Most cast iron skillets today are manufactured with a clear, enameled surface, so white spots on your pan are most likely the result of mineral deposits. This is because cast iron pans require some oil or fat to prevent food from sticking to them as you cook. The more you use it, the more this fatty residue builds up. It ultimately leads to mineral deposition via heat and time.
What is the best way to remove white spots from your cast iron skillet?
First, it is essential to understand that these mineral deposits prevent the pan from being seasoned and ultimately will prevent it from being used. So, the first step would be to clean your cast iron pan with soap and water. This will remove any stuck-on food and open pores so that new oil can penetrate the surface better. After you have cleaned your skillet, make sure to dry it entirely before heating it again.
The next step is to season your cast iron pan after it has dried. This will allow for a natural non-stick surface that does not require added oils or fats every time you use it.
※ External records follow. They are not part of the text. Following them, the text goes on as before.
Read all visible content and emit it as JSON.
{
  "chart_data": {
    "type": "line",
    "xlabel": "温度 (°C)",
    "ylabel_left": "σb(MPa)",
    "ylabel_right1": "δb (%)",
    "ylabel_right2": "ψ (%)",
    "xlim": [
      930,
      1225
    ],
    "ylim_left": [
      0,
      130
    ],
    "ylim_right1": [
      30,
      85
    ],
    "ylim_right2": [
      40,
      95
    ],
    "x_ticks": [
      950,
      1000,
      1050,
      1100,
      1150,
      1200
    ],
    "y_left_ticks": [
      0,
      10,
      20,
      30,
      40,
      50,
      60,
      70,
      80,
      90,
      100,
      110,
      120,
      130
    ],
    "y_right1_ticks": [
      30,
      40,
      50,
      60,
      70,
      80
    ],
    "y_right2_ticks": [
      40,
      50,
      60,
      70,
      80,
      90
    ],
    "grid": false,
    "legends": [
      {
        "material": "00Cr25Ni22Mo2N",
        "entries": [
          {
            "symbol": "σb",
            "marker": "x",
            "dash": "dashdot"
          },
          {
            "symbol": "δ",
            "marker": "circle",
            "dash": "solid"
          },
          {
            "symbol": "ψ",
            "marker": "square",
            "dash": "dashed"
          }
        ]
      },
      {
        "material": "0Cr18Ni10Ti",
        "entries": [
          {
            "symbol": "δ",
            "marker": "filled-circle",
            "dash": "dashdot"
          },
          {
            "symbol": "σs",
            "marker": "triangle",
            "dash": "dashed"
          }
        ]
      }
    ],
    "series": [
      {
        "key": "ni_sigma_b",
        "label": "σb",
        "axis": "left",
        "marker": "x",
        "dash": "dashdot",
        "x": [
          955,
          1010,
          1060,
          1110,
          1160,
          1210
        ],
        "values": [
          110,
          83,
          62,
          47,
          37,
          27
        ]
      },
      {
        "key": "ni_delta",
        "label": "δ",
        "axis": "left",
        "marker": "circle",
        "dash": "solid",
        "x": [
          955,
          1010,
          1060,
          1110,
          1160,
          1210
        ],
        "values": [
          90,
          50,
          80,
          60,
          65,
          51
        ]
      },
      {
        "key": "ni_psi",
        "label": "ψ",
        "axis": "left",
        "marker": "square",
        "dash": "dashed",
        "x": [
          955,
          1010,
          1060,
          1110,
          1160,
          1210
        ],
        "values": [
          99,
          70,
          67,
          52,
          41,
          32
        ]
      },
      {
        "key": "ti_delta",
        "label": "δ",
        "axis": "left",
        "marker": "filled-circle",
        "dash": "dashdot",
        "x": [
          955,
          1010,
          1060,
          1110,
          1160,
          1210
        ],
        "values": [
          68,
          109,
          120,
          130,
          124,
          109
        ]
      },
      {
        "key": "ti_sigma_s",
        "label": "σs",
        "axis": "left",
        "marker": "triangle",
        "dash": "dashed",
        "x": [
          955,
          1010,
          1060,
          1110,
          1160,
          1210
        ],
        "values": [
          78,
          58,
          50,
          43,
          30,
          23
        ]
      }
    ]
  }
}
Last but not least, it is essential to understand that cooking highly acidic foods will contribute to the deterioration of your cast iron pan. Acids are challenging to remove once they have reacted with the iron and, over time, can cause pitting and rusting on your prized cast iron skillet. So, the best practice is to cook with acidic foods as little as possible. And if you do decide to cook with them, make sure to clean any white spots right away and season the skillet after use.
So, why do I have white spots on my cast iron skillet?
Well, it’s because you are cooking with it, plain and simple. If you are a seasoned cast iron cook like myself, then you know that a properly seasoned pan is non-stick and requires no added fats or oils to cook with. If you have not yet mastered this skill, then keep practicing until you can make the perfect egg over medium in your cast iron skillet without it sticking to the surface. And always remember to take good care of your prized cast iron skillets and season them after each use to avoid mineral deposits, rusting, and pitting in your future cast iron collection.